American opera is in a sustained period of ‘prima le parole’, focused less on pushing musical boundaries and more on creating effective theatre, with clear text-setting and themes that resonant with contemporary audiences. That has led to more than a few stolid, earnest and musically inert works, in which the orchestra functions like a dithering continuo ensemble adding commentary to anodyne and well-intentioned political theatre. Mazzoli’s work rises far above that, with a surreal and sometimes gothic storyline (fashioned by librettist Royce Vavrek after a short story by Karen Russell) that opens up musical possibilities. Among them is a haunting prologue sung by the father figure, dubbed here ‘Pa’, and sung with great force and vocal warmth by baritone John Moore.
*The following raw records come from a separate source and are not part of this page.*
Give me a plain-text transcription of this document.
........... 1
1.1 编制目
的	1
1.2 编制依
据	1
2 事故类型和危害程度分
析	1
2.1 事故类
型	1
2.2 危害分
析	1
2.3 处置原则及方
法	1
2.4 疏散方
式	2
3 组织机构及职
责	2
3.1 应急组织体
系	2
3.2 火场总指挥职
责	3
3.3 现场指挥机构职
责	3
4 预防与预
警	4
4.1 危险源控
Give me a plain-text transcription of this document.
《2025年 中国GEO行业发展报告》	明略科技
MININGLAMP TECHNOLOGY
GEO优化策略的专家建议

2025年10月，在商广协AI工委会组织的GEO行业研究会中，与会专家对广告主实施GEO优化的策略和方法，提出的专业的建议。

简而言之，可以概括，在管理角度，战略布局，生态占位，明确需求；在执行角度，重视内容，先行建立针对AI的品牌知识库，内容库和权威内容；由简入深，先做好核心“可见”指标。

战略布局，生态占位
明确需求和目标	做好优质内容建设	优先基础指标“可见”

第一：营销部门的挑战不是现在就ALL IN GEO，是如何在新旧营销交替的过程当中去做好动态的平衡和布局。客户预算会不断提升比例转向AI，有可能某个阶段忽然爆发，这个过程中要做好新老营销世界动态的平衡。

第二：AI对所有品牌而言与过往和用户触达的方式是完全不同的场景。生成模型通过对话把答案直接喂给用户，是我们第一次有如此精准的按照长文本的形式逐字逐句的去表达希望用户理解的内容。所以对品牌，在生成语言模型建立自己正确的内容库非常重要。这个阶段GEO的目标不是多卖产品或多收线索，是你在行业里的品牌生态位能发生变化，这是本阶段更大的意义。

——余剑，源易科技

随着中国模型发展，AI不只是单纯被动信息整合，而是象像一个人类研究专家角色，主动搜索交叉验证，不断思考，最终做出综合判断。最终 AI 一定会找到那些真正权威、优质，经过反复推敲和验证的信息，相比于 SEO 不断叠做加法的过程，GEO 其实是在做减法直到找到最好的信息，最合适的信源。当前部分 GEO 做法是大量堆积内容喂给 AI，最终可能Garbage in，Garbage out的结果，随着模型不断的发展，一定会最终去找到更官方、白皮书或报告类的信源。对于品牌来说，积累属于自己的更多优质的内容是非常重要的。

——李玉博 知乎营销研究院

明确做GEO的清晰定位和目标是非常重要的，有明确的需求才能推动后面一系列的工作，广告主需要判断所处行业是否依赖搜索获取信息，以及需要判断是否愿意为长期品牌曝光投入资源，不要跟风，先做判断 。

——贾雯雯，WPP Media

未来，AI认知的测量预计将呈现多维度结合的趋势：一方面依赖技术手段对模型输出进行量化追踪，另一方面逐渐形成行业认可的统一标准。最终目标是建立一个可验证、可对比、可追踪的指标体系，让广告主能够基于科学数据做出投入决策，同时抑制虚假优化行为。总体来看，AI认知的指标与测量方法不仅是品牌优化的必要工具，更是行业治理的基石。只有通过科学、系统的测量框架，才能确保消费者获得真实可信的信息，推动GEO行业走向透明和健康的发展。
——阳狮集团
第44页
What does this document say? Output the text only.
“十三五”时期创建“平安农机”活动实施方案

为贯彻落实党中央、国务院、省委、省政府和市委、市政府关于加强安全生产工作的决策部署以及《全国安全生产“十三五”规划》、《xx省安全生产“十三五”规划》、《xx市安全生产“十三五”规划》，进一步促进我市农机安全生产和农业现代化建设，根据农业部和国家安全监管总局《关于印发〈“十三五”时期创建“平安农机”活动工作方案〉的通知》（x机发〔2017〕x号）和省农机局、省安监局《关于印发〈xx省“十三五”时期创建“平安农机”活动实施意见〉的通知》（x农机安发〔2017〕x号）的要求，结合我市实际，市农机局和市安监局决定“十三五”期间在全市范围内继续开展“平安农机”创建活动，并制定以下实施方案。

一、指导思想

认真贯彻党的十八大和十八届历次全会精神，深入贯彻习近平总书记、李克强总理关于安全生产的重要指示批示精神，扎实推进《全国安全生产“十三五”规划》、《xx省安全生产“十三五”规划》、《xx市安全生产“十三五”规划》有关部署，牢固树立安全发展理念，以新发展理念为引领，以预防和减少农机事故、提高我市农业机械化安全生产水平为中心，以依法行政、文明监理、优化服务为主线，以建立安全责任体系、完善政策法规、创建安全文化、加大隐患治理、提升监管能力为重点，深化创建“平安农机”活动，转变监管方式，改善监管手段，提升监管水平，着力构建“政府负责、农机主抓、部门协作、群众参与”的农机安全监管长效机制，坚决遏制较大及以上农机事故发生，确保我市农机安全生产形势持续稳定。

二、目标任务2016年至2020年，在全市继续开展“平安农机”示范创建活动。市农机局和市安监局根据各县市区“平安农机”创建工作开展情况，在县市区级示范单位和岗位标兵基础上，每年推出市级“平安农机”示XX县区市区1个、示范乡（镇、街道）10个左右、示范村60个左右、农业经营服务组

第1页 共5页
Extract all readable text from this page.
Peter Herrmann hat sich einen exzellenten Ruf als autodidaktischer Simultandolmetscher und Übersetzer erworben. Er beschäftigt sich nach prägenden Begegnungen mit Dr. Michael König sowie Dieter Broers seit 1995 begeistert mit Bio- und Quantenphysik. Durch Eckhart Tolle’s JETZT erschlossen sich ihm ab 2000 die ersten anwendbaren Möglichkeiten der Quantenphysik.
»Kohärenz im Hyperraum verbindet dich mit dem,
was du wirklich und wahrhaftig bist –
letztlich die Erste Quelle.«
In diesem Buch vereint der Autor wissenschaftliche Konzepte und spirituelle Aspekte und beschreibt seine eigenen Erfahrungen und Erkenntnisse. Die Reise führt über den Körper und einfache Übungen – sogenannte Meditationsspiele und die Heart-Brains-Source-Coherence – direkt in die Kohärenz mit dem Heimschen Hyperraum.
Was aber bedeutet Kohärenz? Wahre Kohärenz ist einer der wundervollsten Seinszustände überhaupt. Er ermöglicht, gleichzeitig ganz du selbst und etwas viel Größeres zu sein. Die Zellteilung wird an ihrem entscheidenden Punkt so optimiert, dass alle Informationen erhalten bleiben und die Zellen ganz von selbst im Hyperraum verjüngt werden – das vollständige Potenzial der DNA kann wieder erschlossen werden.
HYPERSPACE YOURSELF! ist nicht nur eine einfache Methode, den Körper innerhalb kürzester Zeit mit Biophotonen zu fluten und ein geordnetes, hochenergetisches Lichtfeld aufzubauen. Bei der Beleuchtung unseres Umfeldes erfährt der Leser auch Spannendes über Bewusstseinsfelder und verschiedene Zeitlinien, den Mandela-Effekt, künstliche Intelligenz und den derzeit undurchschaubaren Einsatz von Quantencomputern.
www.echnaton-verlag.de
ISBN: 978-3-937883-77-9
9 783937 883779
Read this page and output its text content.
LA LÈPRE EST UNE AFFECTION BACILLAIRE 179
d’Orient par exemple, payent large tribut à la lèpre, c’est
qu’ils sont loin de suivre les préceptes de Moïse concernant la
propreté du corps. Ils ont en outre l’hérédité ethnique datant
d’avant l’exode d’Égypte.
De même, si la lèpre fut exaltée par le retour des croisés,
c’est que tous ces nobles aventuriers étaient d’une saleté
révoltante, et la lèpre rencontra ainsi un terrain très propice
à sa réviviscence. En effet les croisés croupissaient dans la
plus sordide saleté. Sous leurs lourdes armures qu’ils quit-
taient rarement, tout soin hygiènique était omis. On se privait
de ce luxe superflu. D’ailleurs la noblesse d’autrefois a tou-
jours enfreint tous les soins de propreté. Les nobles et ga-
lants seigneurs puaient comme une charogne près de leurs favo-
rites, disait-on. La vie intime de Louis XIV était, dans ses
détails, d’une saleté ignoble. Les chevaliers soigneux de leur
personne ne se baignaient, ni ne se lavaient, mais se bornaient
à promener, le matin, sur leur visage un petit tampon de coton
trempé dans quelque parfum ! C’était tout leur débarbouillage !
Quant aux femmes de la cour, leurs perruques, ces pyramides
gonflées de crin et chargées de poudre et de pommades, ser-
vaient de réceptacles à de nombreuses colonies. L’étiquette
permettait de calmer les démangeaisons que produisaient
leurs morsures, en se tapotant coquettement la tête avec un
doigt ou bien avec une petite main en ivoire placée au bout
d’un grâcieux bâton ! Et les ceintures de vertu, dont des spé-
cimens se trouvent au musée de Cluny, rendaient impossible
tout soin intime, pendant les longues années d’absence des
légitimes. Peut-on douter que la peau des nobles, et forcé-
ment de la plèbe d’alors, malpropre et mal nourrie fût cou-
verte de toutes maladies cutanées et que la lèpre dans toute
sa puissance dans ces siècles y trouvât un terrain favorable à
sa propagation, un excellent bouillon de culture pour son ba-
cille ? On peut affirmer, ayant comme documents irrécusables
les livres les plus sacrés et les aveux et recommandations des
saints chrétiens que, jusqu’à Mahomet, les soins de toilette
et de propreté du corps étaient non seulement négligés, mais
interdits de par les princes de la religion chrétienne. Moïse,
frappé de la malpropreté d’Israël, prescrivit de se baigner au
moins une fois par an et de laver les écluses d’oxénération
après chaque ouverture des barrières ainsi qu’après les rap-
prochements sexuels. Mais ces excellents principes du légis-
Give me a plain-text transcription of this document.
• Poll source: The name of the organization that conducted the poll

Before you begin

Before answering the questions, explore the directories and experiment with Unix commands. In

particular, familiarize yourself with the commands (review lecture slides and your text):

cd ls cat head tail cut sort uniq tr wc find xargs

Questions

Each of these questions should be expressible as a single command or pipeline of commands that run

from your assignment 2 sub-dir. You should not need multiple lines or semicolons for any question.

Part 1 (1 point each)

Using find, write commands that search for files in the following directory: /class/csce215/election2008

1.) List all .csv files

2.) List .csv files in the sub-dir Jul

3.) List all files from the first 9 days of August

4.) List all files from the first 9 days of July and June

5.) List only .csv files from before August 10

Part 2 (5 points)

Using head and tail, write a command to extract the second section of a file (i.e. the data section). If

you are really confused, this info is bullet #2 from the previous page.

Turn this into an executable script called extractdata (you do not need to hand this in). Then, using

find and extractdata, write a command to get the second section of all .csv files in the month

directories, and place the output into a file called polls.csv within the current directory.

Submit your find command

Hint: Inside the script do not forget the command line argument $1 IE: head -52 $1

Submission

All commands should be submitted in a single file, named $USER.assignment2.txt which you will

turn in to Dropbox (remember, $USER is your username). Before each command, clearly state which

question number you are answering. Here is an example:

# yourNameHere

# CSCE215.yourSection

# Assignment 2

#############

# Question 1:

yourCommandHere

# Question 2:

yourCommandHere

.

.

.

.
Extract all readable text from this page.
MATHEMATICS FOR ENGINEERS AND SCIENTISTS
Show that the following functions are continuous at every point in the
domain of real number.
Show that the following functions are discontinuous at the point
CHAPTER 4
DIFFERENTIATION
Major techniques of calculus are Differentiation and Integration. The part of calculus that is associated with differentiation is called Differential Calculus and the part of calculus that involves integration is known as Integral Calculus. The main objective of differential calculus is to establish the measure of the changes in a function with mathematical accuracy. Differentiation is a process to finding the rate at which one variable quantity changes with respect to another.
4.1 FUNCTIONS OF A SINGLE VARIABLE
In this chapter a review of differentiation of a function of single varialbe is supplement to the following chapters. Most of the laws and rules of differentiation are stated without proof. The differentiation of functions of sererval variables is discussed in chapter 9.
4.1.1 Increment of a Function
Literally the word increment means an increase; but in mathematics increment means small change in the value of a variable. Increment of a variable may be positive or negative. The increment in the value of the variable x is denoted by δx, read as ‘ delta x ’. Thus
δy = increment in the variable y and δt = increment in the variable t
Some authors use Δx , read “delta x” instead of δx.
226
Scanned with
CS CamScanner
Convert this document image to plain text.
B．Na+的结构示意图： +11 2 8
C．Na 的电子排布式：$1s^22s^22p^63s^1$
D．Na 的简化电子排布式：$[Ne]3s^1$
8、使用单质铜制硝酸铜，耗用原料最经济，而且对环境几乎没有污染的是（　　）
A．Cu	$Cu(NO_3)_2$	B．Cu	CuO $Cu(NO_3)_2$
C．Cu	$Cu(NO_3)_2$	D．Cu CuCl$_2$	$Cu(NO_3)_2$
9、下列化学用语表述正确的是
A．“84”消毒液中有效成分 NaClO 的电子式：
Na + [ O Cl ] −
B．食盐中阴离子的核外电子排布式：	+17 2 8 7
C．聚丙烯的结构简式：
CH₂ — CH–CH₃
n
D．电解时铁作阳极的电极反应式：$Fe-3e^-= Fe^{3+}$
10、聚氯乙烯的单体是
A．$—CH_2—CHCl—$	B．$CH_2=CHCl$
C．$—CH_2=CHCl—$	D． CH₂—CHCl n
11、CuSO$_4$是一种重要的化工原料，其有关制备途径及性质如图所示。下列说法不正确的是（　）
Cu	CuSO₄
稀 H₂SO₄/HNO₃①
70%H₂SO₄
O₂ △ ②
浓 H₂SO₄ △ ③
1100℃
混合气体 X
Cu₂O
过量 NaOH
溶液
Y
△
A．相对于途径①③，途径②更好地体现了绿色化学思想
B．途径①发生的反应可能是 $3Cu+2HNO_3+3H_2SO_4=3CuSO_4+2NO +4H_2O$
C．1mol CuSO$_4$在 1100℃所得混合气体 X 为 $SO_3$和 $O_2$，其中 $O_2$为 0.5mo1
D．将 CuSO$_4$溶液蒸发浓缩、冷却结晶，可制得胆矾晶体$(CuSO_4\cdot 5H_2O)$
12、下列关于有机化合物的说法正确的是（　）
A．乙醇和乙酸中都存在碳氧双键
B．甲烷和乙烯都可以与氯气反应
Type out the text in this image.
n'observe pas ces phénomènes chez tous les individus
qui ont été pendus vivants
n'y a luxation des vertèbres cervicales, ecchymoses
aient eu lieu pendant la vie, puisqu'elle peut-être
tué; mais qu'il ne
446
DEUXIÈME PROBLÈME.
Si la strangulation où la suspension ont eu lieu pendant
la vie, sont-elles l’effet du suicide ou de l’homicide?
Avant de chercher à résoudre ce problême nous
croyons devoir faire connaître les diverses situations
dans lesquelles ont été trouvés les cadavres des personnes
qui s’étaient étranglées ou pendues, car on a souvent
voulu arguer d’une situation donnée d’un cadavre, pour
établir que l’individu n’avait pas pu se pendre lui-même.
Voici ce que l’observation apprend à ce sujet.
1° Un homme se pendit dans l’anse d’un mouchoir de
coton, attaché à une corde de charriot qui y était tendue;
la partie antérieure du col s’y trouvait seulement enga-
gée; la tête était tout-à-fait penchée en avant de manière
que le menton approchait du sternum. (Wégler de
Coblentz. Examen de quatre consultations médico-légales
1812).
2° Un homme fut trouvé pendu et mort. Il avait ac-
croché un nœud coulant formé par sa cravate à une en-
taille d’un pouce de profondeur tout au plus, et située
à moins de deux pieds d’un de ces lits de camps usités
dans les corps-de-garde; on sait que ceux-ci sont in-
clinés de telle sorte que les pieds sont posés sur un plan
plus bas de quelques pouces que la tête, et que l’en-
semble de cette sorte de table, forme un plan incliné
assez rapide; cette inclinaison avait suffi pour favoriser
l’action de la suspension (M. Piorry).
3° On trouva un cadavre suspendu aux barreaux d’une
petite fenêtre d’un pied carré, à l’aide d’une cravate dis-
Pa’s prologue sets the stage: ‘Uncle Sam is rich enough to give us all a farm’, he sings, a reference to the Homestead Act of 1862, which gave land to settlers willing to work it and improve it – hence the opera’s title. Through those efforts they would eventually receive title to it, and the desperate need to be favourably appraised by the government inspector is the core tension of the work. Although the opera dates from 2018 and the short story that inspired it from 2013, the subject matter flays the myth off the bones of an American narrative that is now at the core of the country’s moral awakening. This land was never empty, and its reapportionment to a mostly white, European-derived settler class is among the essential and original sins of American identity.
Mazzoli’s score is rich in percussion, touches on folk fiddle tunes and includes a small complement of winds and a trumpet, along with piano, harpsichord and harp. But the dominant texture is one of smooth, sustained, tremulous sounds, which underscore the eeriness of a story that includes the ghosts of dead children and a mysterious figure, called the Sodbuster, who functions as a figure of both death and judgement. Christopher Rountree conducts the International Contemporary Ensemble and a cast that includes a harrowing performance by tenor Michael Slattery as the young son of a troubled pioneer family, Andrew Harris as the Sodbuster and Talise Trevigne as the mother of the doomed clan.
In 2018 the Metropolitan Opera announced that it had commissioned a new mainstage opera from Mazzoli. This score, and this fine recording, should whet appetites more broadly for that debut, which is highly anticipated by those who already know her work.